We started with a wood bracing but we didn't like the look and feel, you will see at the end we decided to replace everything with acrylic sheet.
The access hatch is held in place with Tee Stainless Nuts cut. The teeth and thread will be cut with a rotary tool and with a soldering iron pushed into the plastic. Finished with two-part epoxy. Done.
The Voltage meter hole is cut a little less then the actual dimensions and the filed for an exact fit.
Step 3: Hull, Motor and Rudder
We decided to use acrylic sheet everywhere as it looked way better than wood.
Everything is cut with a rotary tool, and made to measure. Be advised: safety glasses should be used at all times!
All is glued with Two Part Epoxy Adhesive. We initially had an issue mixing the two-parts and the glue didn't work!
We realized the mixing was wrong, it has to be mixed very thoroughly or else it wouldn't work.

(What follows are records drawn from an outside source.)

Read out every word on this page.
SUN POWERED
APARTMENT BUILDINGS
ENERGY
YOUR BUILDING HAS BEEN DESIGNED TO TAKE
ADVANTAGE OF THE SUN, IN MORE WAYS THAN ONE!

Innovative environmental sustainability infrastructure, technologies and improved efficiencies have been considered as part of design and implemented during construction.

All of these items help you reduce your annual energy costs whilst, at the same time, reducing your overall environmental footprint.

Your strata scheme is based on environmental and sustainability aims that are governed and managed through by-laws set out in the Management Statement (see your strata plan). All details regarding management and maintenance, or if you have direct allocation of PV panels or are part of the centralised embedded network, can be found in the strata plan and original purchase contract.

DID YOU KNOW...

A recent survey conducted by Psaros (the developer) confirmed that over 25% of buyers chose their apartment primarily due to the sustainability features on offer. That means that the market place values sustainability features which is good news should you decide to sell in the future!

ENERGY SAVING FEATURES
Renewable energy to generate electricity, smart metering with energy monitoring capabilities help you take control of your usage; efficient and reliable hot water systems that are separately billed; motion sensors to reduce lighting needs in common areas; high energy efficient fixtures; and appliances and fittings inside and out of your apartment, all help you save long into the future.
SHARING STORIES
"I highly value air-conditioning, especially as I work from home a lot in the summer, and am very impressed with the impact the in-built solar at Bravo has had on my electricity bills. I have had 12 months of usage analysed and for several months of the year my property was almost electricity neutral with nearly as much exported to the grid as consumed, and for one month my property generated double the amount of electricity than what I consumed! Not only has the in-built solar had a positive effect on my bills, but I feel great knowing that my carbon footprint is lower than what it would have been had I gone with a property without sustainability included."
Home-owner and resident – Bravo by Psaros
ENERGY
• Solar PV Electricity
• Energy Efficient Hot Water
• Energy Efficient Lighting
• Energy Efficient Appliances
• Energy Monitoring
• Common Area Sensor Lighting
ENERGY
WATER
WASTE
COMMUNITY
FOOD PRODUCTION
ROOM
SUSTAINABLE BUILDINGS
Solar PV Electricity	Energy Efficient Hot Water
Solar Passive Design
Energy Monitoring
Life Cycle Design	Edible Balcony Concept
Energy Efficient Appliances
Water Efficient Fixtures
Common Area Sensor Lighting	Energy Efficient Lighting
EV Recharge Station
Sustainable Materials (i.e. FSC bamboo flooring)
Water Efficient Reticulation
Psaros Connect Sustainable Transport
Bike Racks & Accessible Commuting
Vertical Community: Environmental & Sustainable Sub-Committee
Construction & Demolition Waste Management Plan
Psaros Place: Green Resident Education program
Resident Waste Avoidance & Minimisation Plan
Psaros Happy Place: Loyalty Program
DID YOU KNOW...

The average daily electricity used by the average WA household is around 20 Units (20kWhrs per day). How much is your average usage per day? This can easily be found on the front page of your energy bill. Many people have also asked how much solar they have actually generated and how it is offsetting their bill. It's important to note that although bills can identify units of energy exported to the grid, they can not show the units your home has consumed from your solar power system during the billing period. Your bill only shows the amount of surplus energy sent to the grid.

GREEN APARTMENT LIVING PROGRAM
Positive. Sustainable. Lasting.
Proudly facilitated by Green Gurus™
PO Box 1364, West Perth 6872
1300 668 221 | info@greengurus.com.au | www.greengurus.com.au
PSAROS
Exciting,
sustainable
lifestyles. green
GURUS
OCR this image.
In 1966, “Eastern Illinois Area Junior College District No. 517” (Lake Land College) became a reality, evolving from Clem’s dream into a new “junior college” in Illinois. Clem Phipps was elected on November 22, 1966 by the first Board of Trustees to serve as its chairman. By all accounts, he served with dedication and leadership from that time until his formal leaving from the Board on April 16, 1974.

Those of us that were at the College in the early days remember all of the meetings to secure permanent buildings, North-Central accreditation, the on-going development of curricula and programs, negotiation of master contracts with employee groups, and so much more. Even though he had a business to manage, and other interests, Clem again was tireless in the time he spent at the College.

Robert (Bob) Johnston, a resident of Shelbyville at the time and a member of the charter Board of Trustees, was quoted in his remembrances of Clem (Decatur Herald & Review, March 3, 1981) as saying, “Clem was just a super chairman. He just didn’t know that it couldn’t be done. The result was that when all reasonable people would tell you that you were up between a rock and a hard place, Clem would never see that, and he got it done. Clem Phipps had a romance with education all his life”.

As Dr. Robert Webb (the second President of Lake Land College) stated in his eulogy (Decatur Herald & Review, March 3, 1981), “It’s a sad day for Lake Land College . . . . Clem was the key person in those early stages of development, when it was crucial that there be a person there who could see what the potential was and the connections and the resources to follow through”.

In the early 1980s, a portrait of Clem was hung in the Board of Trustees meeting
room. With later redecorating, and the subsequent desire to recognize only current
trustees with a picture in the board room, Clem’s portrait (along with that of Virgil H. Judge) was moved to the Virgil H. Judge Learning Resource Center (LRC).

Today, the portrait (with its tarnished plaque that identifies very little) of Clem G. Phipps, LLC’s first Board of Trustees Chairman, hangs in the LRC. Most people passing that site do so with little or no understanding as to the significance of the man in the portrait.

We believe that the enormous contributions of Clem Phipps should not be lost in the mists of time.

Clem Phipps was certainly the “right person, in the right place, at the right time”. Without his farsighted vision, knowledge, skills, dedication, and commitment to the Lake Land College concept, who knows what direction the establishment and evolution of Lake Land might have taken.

The rudder servo connecting linkage is "V" bend after reading:
Some reading material before connecting the servo linkage:
Next on the list is the motor, motor mounting, the prop shaft. Measure three times, drill only once!
Everything is removable so everything is serviceable. That was one of the design goals.
Step 4: Trays and Wiring
First cut acrylic sheet mount the servos. We initially wanted to mount the servos directly on the bucket shafts but we didn't like the solution as it wasn't serviceable. Remember one of the goals?
Let's cut acrylic! Much better :)
We saved a lot of time by having a integrated electronics solution. (Kind of expensive but in the end worth it)
We modded the ia6 receiver so that it would bring back through telemetry the actual battery voltage. (Not the regulated 5v voltage)
Next we connected the servos with the famous "V" bend described earlier. A good thing about this solution is that it takes the shocks at the end of the runs and provides smooth movement.
The actual 'star' arm is threaded directly into the aluminum pipe using a BIG Screw and a washer with oil between the washer and the plastic bushing.
Step 5: Assembly and Testing
For joining the two parts we used Silicone sealant, because it can be removed if needed with a bit of force.
Finally, we have a working stage.
Next step (step 6) will be the performance testing on the lake :D
Aah almost forgot: Everything took less than two weeks, working about 2 hours per day.